Except for Doctor in Chief Donald Trump, who seems to think we already have done too much on our own. His doctor of choice — Fox News — has persuaded him that more of us will perish from a failed economy than will grow sick and die from violating the tried-and-truly effective discipline of quarantine. And Donald has begun to dream of an Easter where the churches and coffins are full of the elderly and the infirm.

And as the elderly grow weary of being separated from loved ones and from regular visits to Costco, we may begin to wonder: Our president insists he is doing war against not merely disease but the greater damage this new and virulent virus will do to the economy. Could he be right?

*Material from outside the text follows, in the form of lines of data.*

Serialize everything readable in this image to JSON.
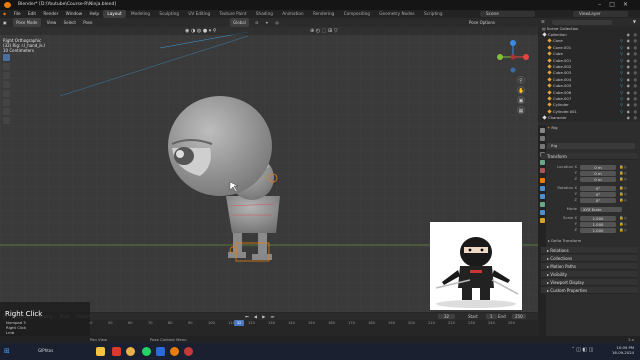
{
  "window": {
    "title": "Blender* [D:\\Youtube\\Course-R\\Ninja.blend]"
  },
  "menu": {
    "items": [
      "File",
      "Edit",
      "Render",
      "Window",
      "Help"
    ],
    "workspaces": [
      "Layout",
      "Modeling",
      "Sculpting",
      "UV Editing",
      "Texture Paint",
      "Shading",
      "Animation",
      "Rendering",
      "Compositing",
      "Geometry Nodes",
      "Scripting"
    ],
    "active_workspace": "Layout",
    "scene": "Scene",
    "view_layer": "ViewLayer"
  },
  "viewport": {
    "mode": "Pose Mode",
    "menus": [
      "View",
      "Select",
      "Pose"
    ],
    "orientation": "Global",
    "pose_options": "Pose Options",
    "info_lines": [
      "Right Orthographic",
      "(32) Rig: r.l_hand_ik.l",
      "10 Centimeters"
    ]
  },
  "outliner": {
    "title": "Scene Collection",
    "items": [
      {
        "name": "Collection",
        "indent": 1
      },
      {
        "name": "Cone",
        "indent": 2
      },
      {
        "name": "Cone.001",
        "indent": 2
      },
      {
        "name": "Cube",
        "indent": 2
      },
      {
        "name": "Cube.001",
        "indent": 2
      },
      {
        "name": "Cube.002",
        "indent": 2
      },
      {
        "name": "Cube.003",
        "indent": 2
      },
      {
        "name": "Cube.004",
        "indent": 2
      },
      {
        "name": "Cube.005",
        "indent": 2
      },
      {
        "name": "Cube.006",
        "indent": 2
      },
      {
        "name": "Cube.007",
        "indent": 2
      },
      {
        "name": "Cylinder",
        "indent": 2
      },
      {
        "name": "Cylinder.001",
        "indent": 2
      },
      {
        "name": "Character",
        "indent": 1
      }
    ]
  },
  "properties": {
    "object_name": "Rig",
    "data_name": "Rig",
    "transform_label": "Transform",
    "location": {
      "label": "Location X",
      "x": "0 m",
      "y": "0 m",
      "z": "0 m"
    },
    "rotation": {
      "label": "Rotation X",
      "x": "0°",
      "y": "0°",
      "z": "0°"
    },
    "mode_label": "Mode",
    "mode_value": "XYZ Euler",
    "scale": {
      "label": "Scale X",
      "x": "1.000",
      "y": "1.000",
      "z": "1.000"
    },
    "delta_transform": "Delta Transform",
    "sections": [
      "Relations",
      "Collections",
      "Motion Paths",
      "Visibility",
      "Viewport Display",
      "Custom Properties"
    ]
  },
  "timeline": {
    "playback": "Playback",
    "keying": "Keying",
    "view": "View",
    "marker": "Marker",
    "current_frame": "32",
    "start_label": "Start",
    "start": "1",
    "end_label": "End",
    "end": "250",
    "ticks": [
      "40",
      "50",
      "60",
      "70",
      "80",
      "90",
      "100",
      "110",
      "120",
      "130",
      "140",
      "150",
      "160",
      "170",
      "180",
      "190",
      "200",
      "210",
      "220",
      "230",
      "240",
      "250"
    ]
  },
  "status": {
    "items": [
      "Pan View",
      "Pose Context Menu"
    ],
    "version": "3.x"
  },
  "overlay": {
    "title": "Right Click",
    "lines": [
      "Numpad 3",
      "Right Click",
      "Lmb"
    ]
  },
  "taskbar": {
    "item": "GIPhtos",
    "time": "10:09 PM",
    "date": "16-09-2024"
  },
  "colors": {
    "accent": "#e87d0d",
    "selection": "#4db3e6",
    "x_axis": "#e8453c",
    "y_axis": "#84c13a",
    "z_axis": "#3a8be8"
  }
}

And as we are considering President-the-Physician’s discouragements of the advice unanimously reported by the credentialed medical community, the Texas lieutenant governor appeared on Fox News wearing a crucifix on his lapel and preaching that elderly patriots should be willing “to take a chance on your survival in exchange for keeping the America that all America loves for your children and grandchildren.”

But his willingness to define who does and does not love their families is not what most offends. It is his apparent ignorance (or disregard) of the logical fallacy — the false equivalency — he uses to define who does and doesn’t love their children, and his suggestion that disregarding the science of prevention is proof positive of care and caring.

“What we care about and what we love more than anything are those children,” the lieutenant governor of Texas preached from the pulpit of Fox News. And Democrats who trust in modern medicine and medical opinion? Apparently, not so much.

This sort of demagoguery appears to persuade the faithful minions of Demagogue in Chief Donald, who is worse at math and science than he is at the personal morality of family life. Which is why we might have guessed that while we were raging about his indifference to the suffering of children at our southern border, he and his Texas toady were preparing to tell us the economy is more important than the immediate health and safety of our own children.

Would that lapel pins and arguments were sufficient to prove purpose. However, long experience suggests that not what people say or wear but what they do is the better evidence of intent, and President Donald Trump has ever evidenced his fidelity to dollars more than to “the little babies” he sentimentally enlists to justify his inability to respect professional medical practice and the practice of a discipline designed by people who understand pandemics so well as he practices his perverse politics of finance.

Meanwhile, in Texas, the governor (to whom the earnest and self-righteous lieutenant governor reports) has relented to the math of disease and the science of pandemics and suggested he may mandate quarantines.

Occasionally common sense and good science triumphs over the posturing of imposters with pins in their lapels and Easter as their excuse.

Clifton Jolley

Clifton Jolley, Ph.D., is president of Advent Communications, Ogden.